Why Did State Streets Stock Rally Despite Weaker Earnings?

-EPS was down 8% y-o-y.

-Total revenue fell by 4%, to $3 billion, and down 1% ex adjustments. Fee revenues were down 6% due to lower equity and fixed income. FX trading partially offset the lower fees.

-Expenses were largely flat for the year at $2.1 billion.

-Pre-tax margin was 28% down 3% y-o-y.

-Return on equity came in at 12% for the quarter.

State Street (NYSE: STT) is a financial services firm that provides asset management, custodian services, fund accounting, and administration services. Global Services handles assets from many classes, including stocksderivativesexchange-traded fundsfixed income assets, private equity, and real estate. State Street administers 40% of the assets under administration in the US mutual fund market. Global Services also provides outsourcing for operations activities and handles US$10.2 trillion of middle-office assets.

Despite weaker earnings, State Street's stock rallied during market hours, as results were better than expected. State Street's business model should stabilize as we move forward, and investors clearly understand that despite the weak results for the quarter, the company is in a far better position than Wall Street expected.

State Street continued to onboard new clients for the quarter, but the sell-off in equity and fixed-income markets partially offset net new business and client fees. As a result, AUM fell by 10% y-o-y. Back office servicing fell by 7%, ex. FX servicing fell by 4%. Management fees were down 3% and down 1% ex. FX. Front office and software data business fell by 15% y-o-y. New bookings came in at $11 million and ARR came in at $251 million, with an installed revenue backlog coming in at $96 million.

Expenses fell by less than 1% and GAAP expenses came in at $2.1 billion. Capital ratios increased by 12.9%, and tier leverage increased to 6%. CET1 capital came in at $14.9 billion and risk-weighted assets came in at 115. An increase in capital ratios should help the company reduce risk, and investors will take this into consideration should they decide to invest in the stock.

Market outlook for State Street

Equity and bond markets continue to be under pressure as record inflation has pushed the Federal Reserve to raise rates consistently, and considering that inflation has not come down during the last couple of months, markets are expecting multiple rate hikes starting with another 75 bps hikes in July.  Rates could go as far up as between 300-400 bps, which would send the 10-year treasury closer to 4%. That would likely bring down equities and bond prices further. And many analysts expect that the S&P 500 could go as low as 3000, which would add pressure to earnings. Competitors such as Fidelity (NYSE: FIS) are also expected to take a hit on earnings as volumes and assets have both declined.

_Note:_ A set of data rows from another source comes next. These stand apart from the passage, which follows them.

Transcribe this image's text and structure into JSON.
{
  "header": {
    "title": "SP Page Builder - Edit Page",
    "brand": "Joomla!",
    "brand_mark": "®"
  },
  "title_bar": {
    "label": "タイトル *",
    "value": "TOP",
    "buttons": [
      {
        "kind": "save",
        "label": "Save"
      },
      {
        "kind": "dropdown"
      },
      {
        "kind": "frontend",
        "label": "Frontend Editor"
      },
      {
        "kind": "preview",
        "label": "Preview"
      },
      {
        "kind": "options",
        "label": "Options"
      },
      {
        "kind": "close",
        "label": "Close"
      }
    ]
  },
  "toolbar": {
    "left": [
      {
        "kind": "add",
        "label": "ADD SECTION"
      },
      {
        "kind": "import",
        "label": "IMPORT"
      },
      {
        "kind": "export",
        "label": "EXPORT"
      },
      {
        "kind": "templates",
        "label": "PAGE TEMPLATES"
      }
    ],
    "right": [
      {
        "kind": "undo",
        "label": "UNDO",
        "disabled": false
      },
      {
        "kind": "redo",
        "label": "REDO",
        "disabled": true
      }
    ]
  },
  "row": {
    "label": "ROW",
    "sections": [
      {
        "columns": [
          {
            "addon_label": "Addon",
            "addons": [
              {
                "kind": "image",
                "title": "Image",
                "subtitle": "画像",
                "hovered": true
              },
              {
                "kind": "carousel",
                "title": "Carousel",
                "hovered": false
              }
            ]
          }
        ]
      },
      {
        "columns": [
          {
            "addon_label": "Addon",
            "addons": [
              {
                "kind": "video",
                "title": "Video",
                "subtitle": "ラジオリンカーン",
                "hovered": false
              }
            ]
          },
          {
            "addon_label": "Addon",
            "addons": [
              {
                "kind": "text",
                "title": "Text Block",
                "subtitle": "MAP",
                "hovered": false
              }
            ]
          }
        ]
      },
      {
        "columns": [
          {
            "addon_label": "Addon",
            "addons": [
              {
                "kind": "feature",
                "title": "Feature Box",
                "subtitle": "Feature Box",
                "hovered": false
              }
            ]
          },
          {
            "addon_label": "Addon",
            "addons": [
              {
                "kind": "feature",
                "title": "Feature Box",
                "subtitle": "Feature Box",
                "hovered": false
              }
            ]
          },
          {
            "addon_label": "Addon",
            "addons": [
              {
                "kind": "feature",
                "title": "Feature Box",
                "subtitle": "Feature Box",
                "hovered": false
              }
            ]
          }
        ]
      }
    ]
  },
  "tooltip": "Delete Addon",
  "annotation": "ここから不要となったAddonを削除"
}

As rates go higher, not only are equity valuations likely to correct, but as interest rates head higher, earnings are likely to slow down as well, since costs such as interest rates would increase and demand would soften.  Although State Street’s business model remains relatively strong, fees are going to be negatively affected and trading volumes are likely to be down for at least a couple of quarters.

The company currently trades at a relatively cheap valuation, with price-to-earnings coming in at 8x. The stock is likely valued at intrinsic value and is likely to remain around current levels until the equity markets stabilize. Although the stock is cheap, it could head down further, especially if volatility increases.

Analyst’s outlook

Analysts are currently projecting a median target of around $76 for the stock, representing a valuation that would be 27% higher. The latest analyst reports have lowered their targets to $65 in their latest reports.

State Street is a stock that is a relatively robust business despite its exposure to the financial markets. The mutual fund and asset management industry are likely to be resilient unless a serious financial event occurs. Therefore, the long-term prospects for the business remain intact.